I get what GP is implying. The way you program (and think) is entirely different if you are working with immutable data structures and functions versus safe mutability.
Rust is immutable by default. You have to deliberately opt in for mutability. When you don't opt in to mutability the programming styles are very similar at a basic level.

First the type system is very similar with the capability of building sum and product types with recursive values. Second pattern matching over sum types is also very very similar.

Rust is like the bastard child of C++ and haskell.

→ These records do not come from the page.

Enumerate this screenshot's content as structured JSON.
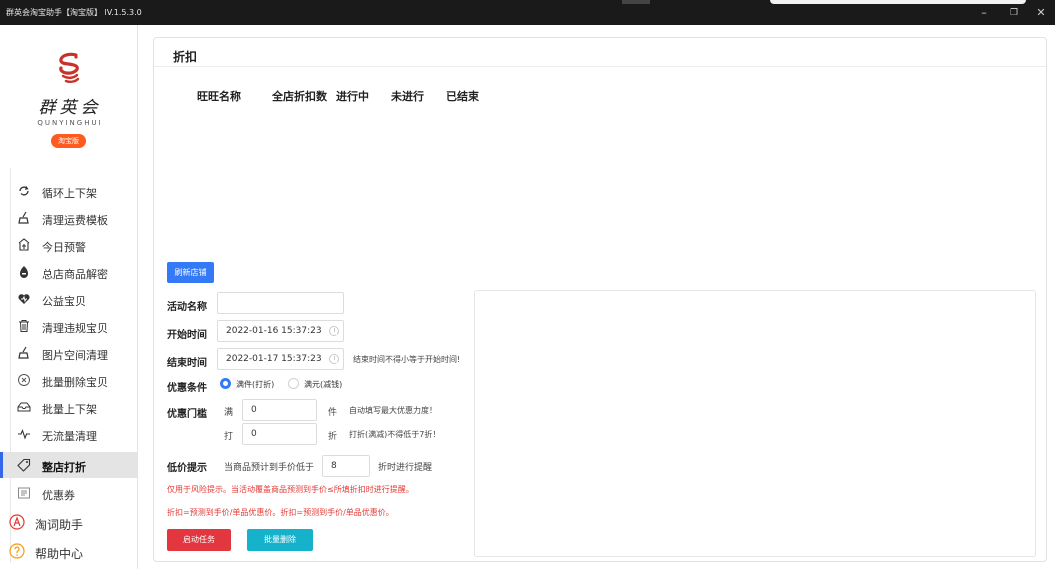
{
  "window": {
    "title": "群英会淘宝助手【淘宝版】 lV.1.5.3.0",
    "minimize": "–",
    "restore": "❐",
    "close": "✕"
  },
  "logo": {
    "cn_name": "群英会",
    "en_name": "QUNYINGHUI",
    "badge": "淘宝版",
    "brand_color": "#c8322a",
    "badge_color": "#ff5a1f"
  },
  "sidebar": {
    "items": [
      {
        "label": "循环上下架",
        "icon": "refresh-icon"
      },
      {
        "label": "清理运费模板",
        "icon": "broom-icon"
      },
      {
        "label": "今日预警",
        "icon": "alarm-icon"
      },
      {
        "label": "总店商品解密",
        "icon": "unlock-icon"
      },
      {
        "label": "公益宝贝",
        "icon": "heart-icon"
      },
      {
        "label": "清理违规宝贝",
        "icon": "trash-icon"
      },
      {
        "label": "图片空间清理",
        "icon": "image-clean-icon"
      },
      {
        "label": "批量删除宝贝",
        "icon": "delete-circle-icon"
      },
      {
        "label": "批量上下架",
        "icon": "shelf-icon"
      },
      {
        "label": "无流量清理",
        "icon": "traffic-icon"
      },
      {
        "label": "整店打折",
        "icon": "tag-icon",
        "active": true
      },
      {
        "label": "优惠券",
        "icon": "coupon-icon"
      }
    ],
    "sections": [
      {
        "label": "淘词助手",
        "icon": "keyword-icon"
      },
      {
        "label": "帮助中心",
        "icon": "help-icon"
      }
    ],
    "accent": "#3467e9"
  },
  "main": {
    "title": "折扣",
    "columns": [
      "旺旺名称",
      "全店折扣数",
      "进行中",
      "未进行",
      "已结束"
    ],
    "refresh_button": "刷新店铺",
    "form": {
      "activity_name_label": "活动名称",
      "activity_name_value": "",
      "start_label": "开始时间",
      "start_value": "2022-01-16 15:37:23",
      "end_label": "结束时间",
      "end_value": "2022-01-17 15:37:23",
      "end_hint": "结束时间不得小等于开始时间!",
      "condition_label": "优惠条件",
      "condition_options": [
        "满件(打折)",
        "满元(减钱)"
      ],
      "condition_selected": "满件(打折)",
      "threshold_label": "优惠门槛",
      "full_prefix": "满",
      "full_value": "0",
      "full_unit": "件",
      "full_hint": "自动填写最大优惠力度！",
      "discount_prefix": "打",
      "discount_value": "0",
      "discount_unit": "折",
      "discount_hint": "打折(满减)不得低于7折！",
      "low_price_label": "低价提示",
      "low_price_prefix": "当商品预计到手价低于",
      "low_price_value": "8",
      "low_price_suffix": "折时进行提醒",
      "note_1": "仅用于风险提示。当活动覆盖商品预测到手价≤所填折扣时进行提醒。",
      "note_2": "折扣=预测到手价/单品优惠价。折扣=预测到手价/单品优惠价。"
    },
    "start_button": "启动任务",
    "batch_delete_button": "批量删除",
    "colors": {
      "primary": "#3479f6",
      "danger": "#e2373f",
      "teal": "#16b2cc"
    }
  }
}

Rust's new claim is now that references isn't immutable, it's shared by default. There is no concept of immutable data in rust. All data is mutable in various ways and that is a product of the binding not the data, from the cell interior mutability eupphamisn to shadowing in the same frame: (`let x = 2; let x += y;` is valid even though x isn't defined as mutable. The mental gymnastics a rust parishioner has to go thrown to shout down other languages while theirs fills with the same concepts is growing by the hour.
You can build "product types with recursive values" in any language that remotely descends from C or Algol. Pattern matching is not wide spread, but --while nice to have-- it's syntactic sugar.

> When you don't opt in to mutability

Rust's whole shtick is safe mutability.

>You can build "product types with recursive values" in any language that remotely descends from C or Algol.

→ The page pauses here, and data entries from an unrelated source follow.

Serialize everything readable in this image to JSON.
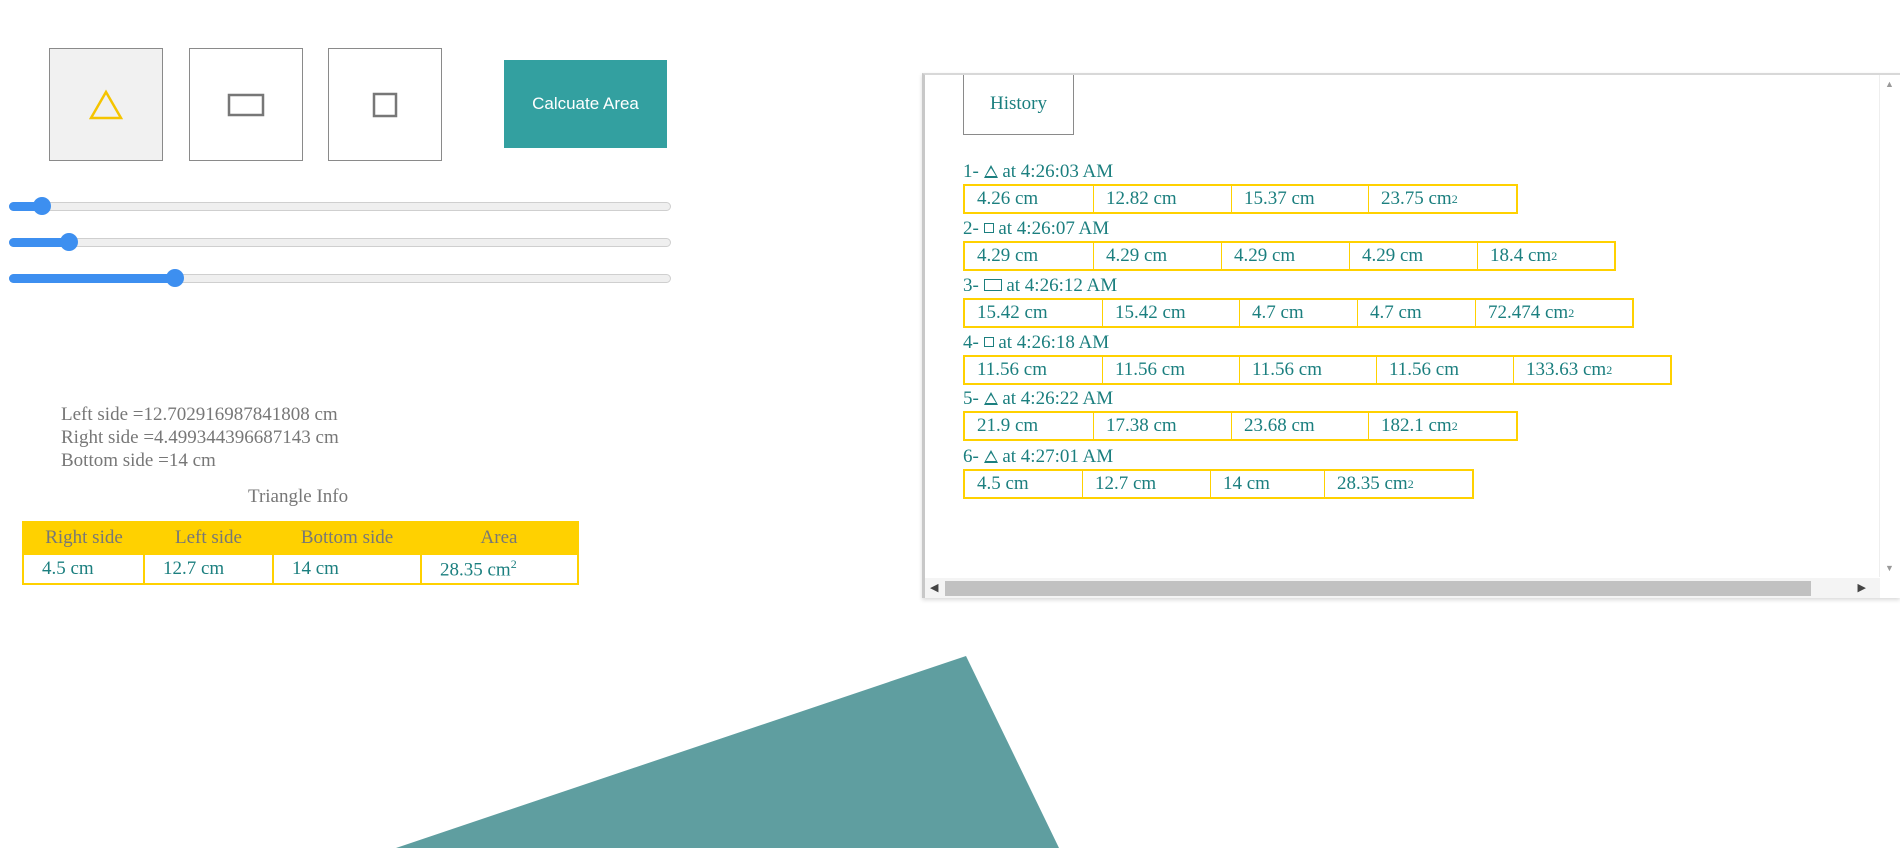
{
  "toolbar": {
    "shapes": [
      {
        "name": "triangle",
        "icon": "triangle-icon",
        "active": true
      },
      {
        "name": "rectangle",
        "icon": "rectangle-icon",
        "active": false
      },
      {
        "name": "square",
        "icon": "square-icon",
        "active": false
      }
    ],
    "calc_label": "Calcuate Area"
  },
  "sliders": [
    {
      "name": "slider-1",
      "fraction": 0.05
    },
    {
      "name": "slider-2",
      "fraction": 0.09
    },
    {
      "name": "slider-3",
      "fraction": 0.25
    }
  ],
  "sides": {
    "left": "Left side =12.702916987841808 cm",
    "right": "Right side =4.499344396687143 cm",
    "bottom": "Bottom side =14 cm"
  },
  "info": {
    "title": "Triangle Info",
    "headers": [
      "Right side",
      "Left side",
      "Bottom side",
      "Area"
    ],
    "values": [
      "4.5 cm",
      "12.7 cm",
      "14 cm",
      "28.35 cm"
    ],
    "area_unit_sup": "2"
  },
  "history": {
    "button_label": "History",
    "entries": [
      {
        "index": "1-",
        "shape": "triangle",
        "time": "at 4:26:03 AM",
        "cells": [
          "4.26 cm",
          "12.82 cm",
          "15.37 cm"
        ],
        "area": "23.75 cm"
      },
      {
        "index": "2-",
        "shape": "square",
        "time": "at 4:26:07 AM",
        "cells": [
          "4.29 cm",
          "4.29 cm",
          "4.29 cm",
          "4.29 cm"
        ],
        "area": "18.4 cm"
      },
      {
        "index": "3-",
        "shape": "rectangle",
        "time": "at 4:26:12 AM",
        "cells": [
          "15.42 cm",
          "15.42 cm",
          "4.7 cm",
          "4.7 cm"
        ],
        "area": "72.474 cm"
      },
      {
        "index": "4-",
        "shape": "square",
        "time": "at 4:26:18 AM",
        "cells": [
          "11.56 cm",
          "11.56 cm",
          "11.56 cm",
          "11.56 cm"
        ],
        "area": "133.63 cm"
      },
      {
        "index": "5-",
        "shape": "triangle",
        "time": "at 4:26:22 AM",
        "cells": [
          "21.9 cm",
          "17.38 cm",
          "23.68 cm"
        ],
        "area": "182.1 cm"
      },
      {
        "index": "6-",
        "shape": "triangle",
        "time": "at 4:27:01 AM",
        "cells": [
          "4.5 cm",
          "12.7 cm",
          "14 cm"
        ],
        "area": "28.35 cm"
      }
    ]
  },
  "colors": {
    "accent": "#33a0a0",
    "shape_fill": "#5f9ea0",
    "table_border": "#ffd100",
    "text_teal": "#1b7f7f",
    "slider": "#3d8ff0"
  }
}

You cut off the part where I said sum AND product types. Variant and union are post C++11 and not traditionally part of Algol style languages. Even nowadays the only time I see variant is from some haskell engineer stuck on a C++ job.

>Pattern matching is not wide spread, but --while nice to have-- it's syntactic sugar.

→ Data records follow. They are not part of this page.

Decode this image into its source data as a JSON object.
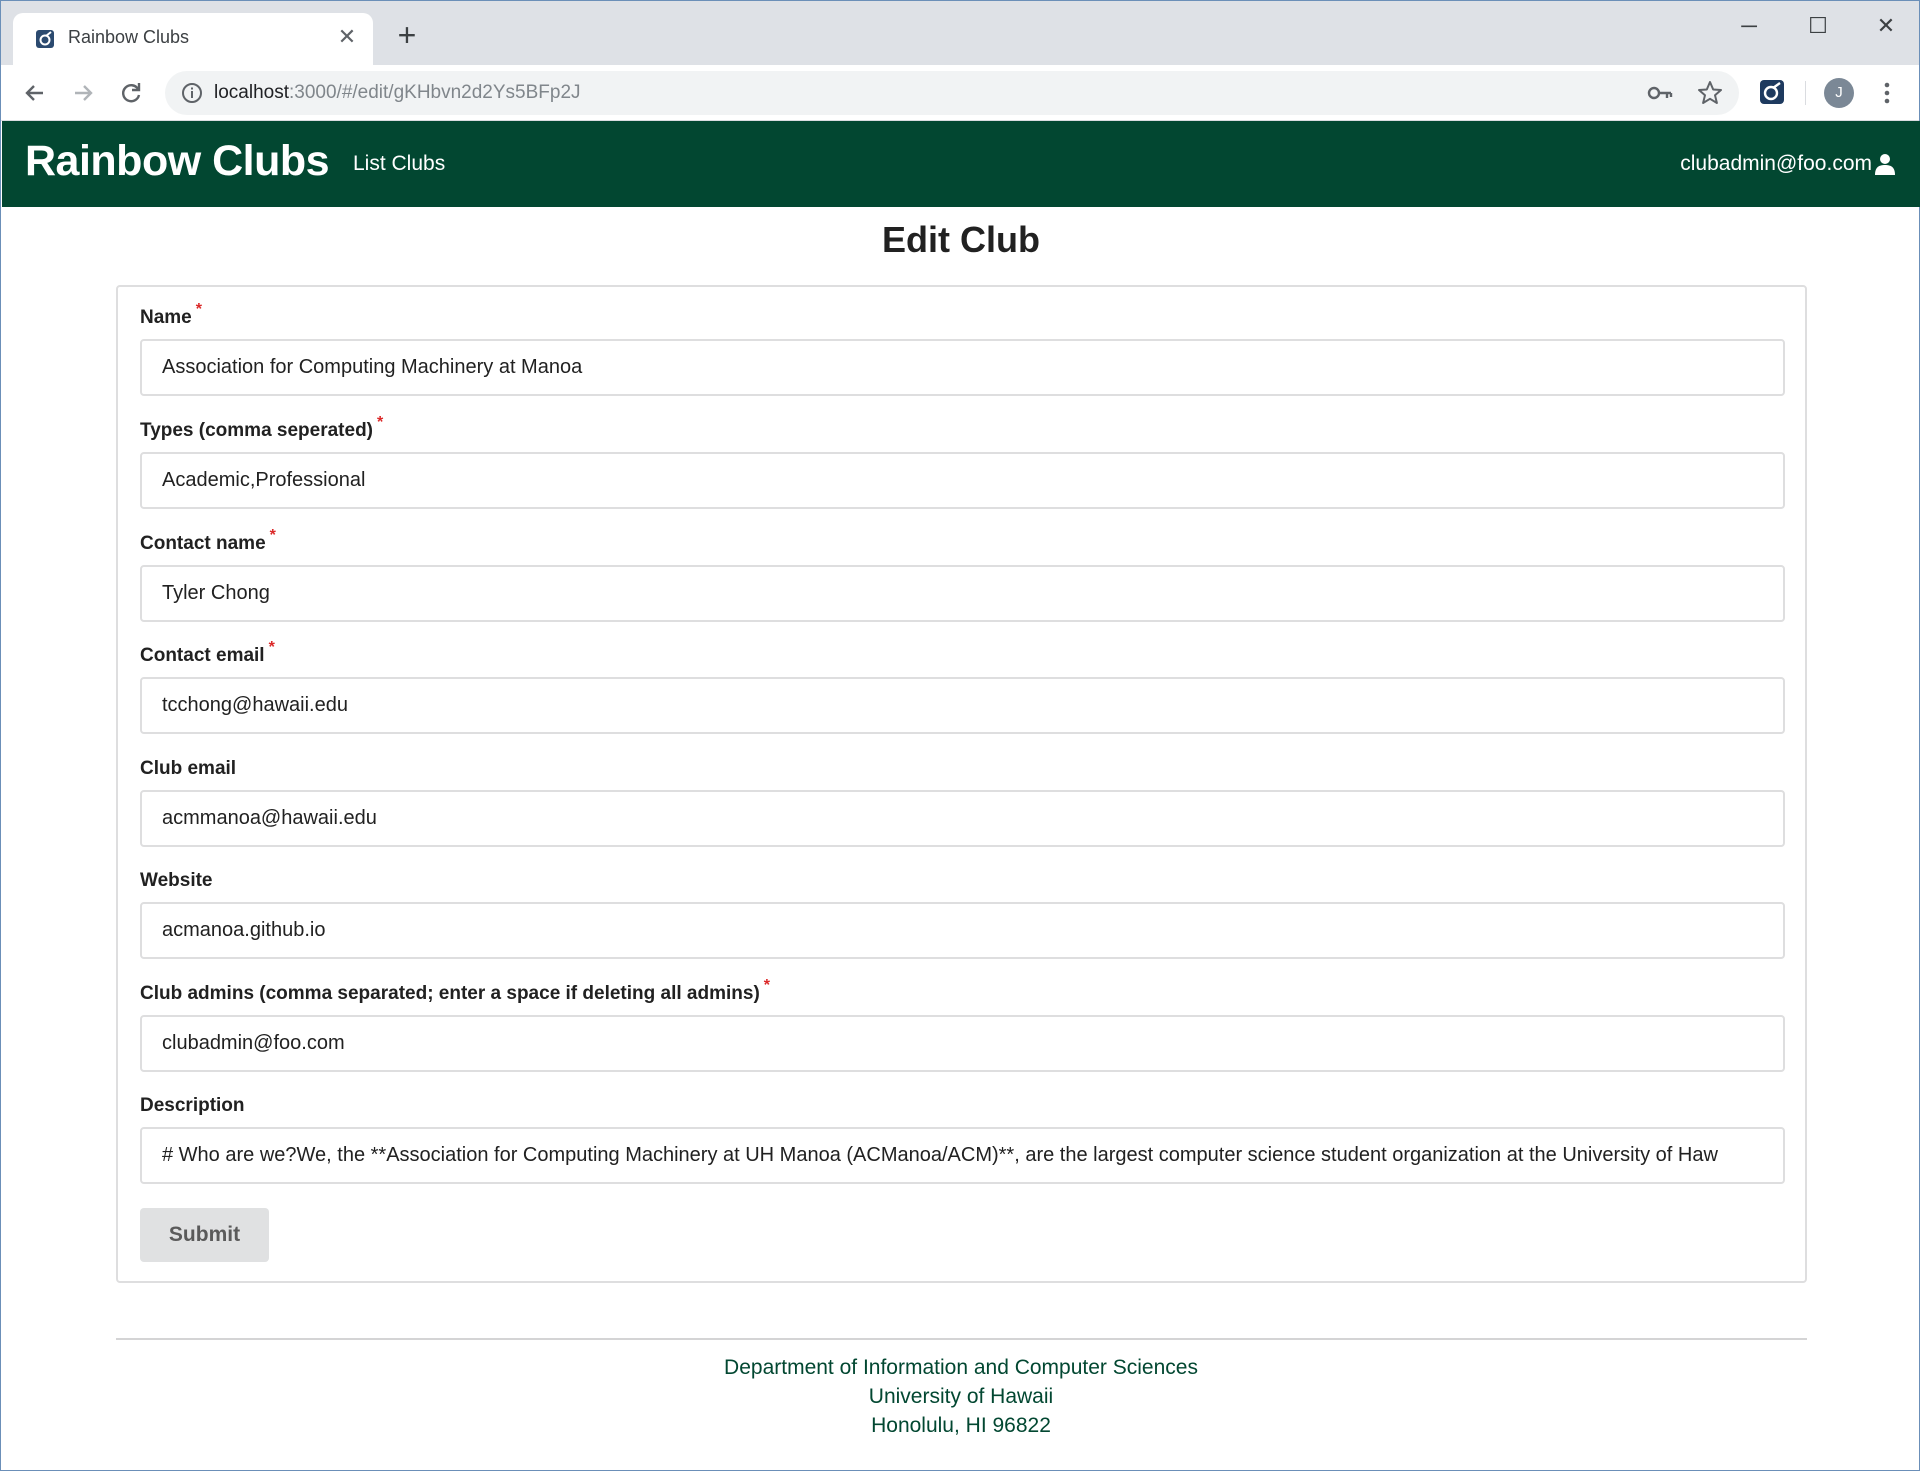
{
  "browser": {
    "tab_title": "Rainbow Clubs",
    "new_tab_icon": "plus-icon",
    "url_host": "localhost",
    "url_rest": ":3000/#/edit/gKHbvn2d2Ys5BFp2J",
    "profile_initial": "J"
  },
  "navbar": {
    "brand": "Rainbow Clubs",
    "list_clubs": "List Clubs",
    "user_email": "clubadmin@foo.com",
    "bg_color": "#024731"
  },
  "page": {
    "title": "Edit Club"
  },
  "form": {
    "fields": [
      {
        "label": "Name",
        "required": true,
        "value": "Association for Computing Machinery at Manoa"
      },
      {
        "label": "Types (comma seperated)",
        "required": true,
        "value": "Academic,Professional"
      },
      {
        "label": "Contact name",
        "required": true,
        "value": "Tyler Chong"
      },
      {
        "label": "Contact email",
        "required": true,
        "value": "tcchong@hawaii.edu"
      },
      {
        "label": "Club email",
        "required": false,
        "value": "acmmanoa@hawaii.edu"
      },
      {
        "label": "Website",
        "required": false,
        "value": "acmanoa.github.io"
      },
      {
        "label": "Club admins (comma separated; enter a space if deleting all admins)",
        "required": true,
        "value": "clubadmin@foo.com"
      },
      {
        "label": "Description",
        "required": false,
        "value": "# Who are we?We, the **Association for Computing Machinery at UH Manoa (ACManoa/ACM)**, are the largest computer science student organization at the University of Haw"
      }
    ],
    "required_marker": "*",
    "submit_label": "Submit"
  },
  "footer": {
    "line1": "Department of Information and Computer Sciences",
    "line2": "University of Hawaii",
    "line3": "Honolulu, HI 96822"
  }
}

No pattern matching is a safety feature. Most of rust code should be using pattern matching as much as possible. In fact there's a language called Elm that achieves a claim for code that has ZERO runtime exceptions via the pattern matching feature. See: https://elm-lang.org/

Don't believe me? You know about programmings biggest mistake right? Null? Well C++ sort of got rid of it by discouraging it's use but even with optionals the issue is still there because optionals can still crash your program.

With rust, optionals never crash unless you deliberately ask it to via unwrap. If you use pattern matching exclusively to unroll optionals a crash is virtually impossible. Try it, and try to guess how pattern matching prevents optionals from crashing your program in rust, while in C++ the lack of pattern matching forces empty optionals to crash when you try to access it.

>Rust's whole shtick is safe mutability.

Yes, but at the same time it's opt in. Algol languages are by default mutable and you have to opt in for immutability via keywords like const. Rust offers extended safety via a single usage mutable borrow ans single usage mutable ownership but this is opt in. You should avoid using the keyword mut as much as possible.

In most Haskell codebases most code is written imperatively and executes sequentially.

It is very rare that anyone is actually using the truly advanced techniques like knot tying or TARDIS monads which are truly impossible in other languages.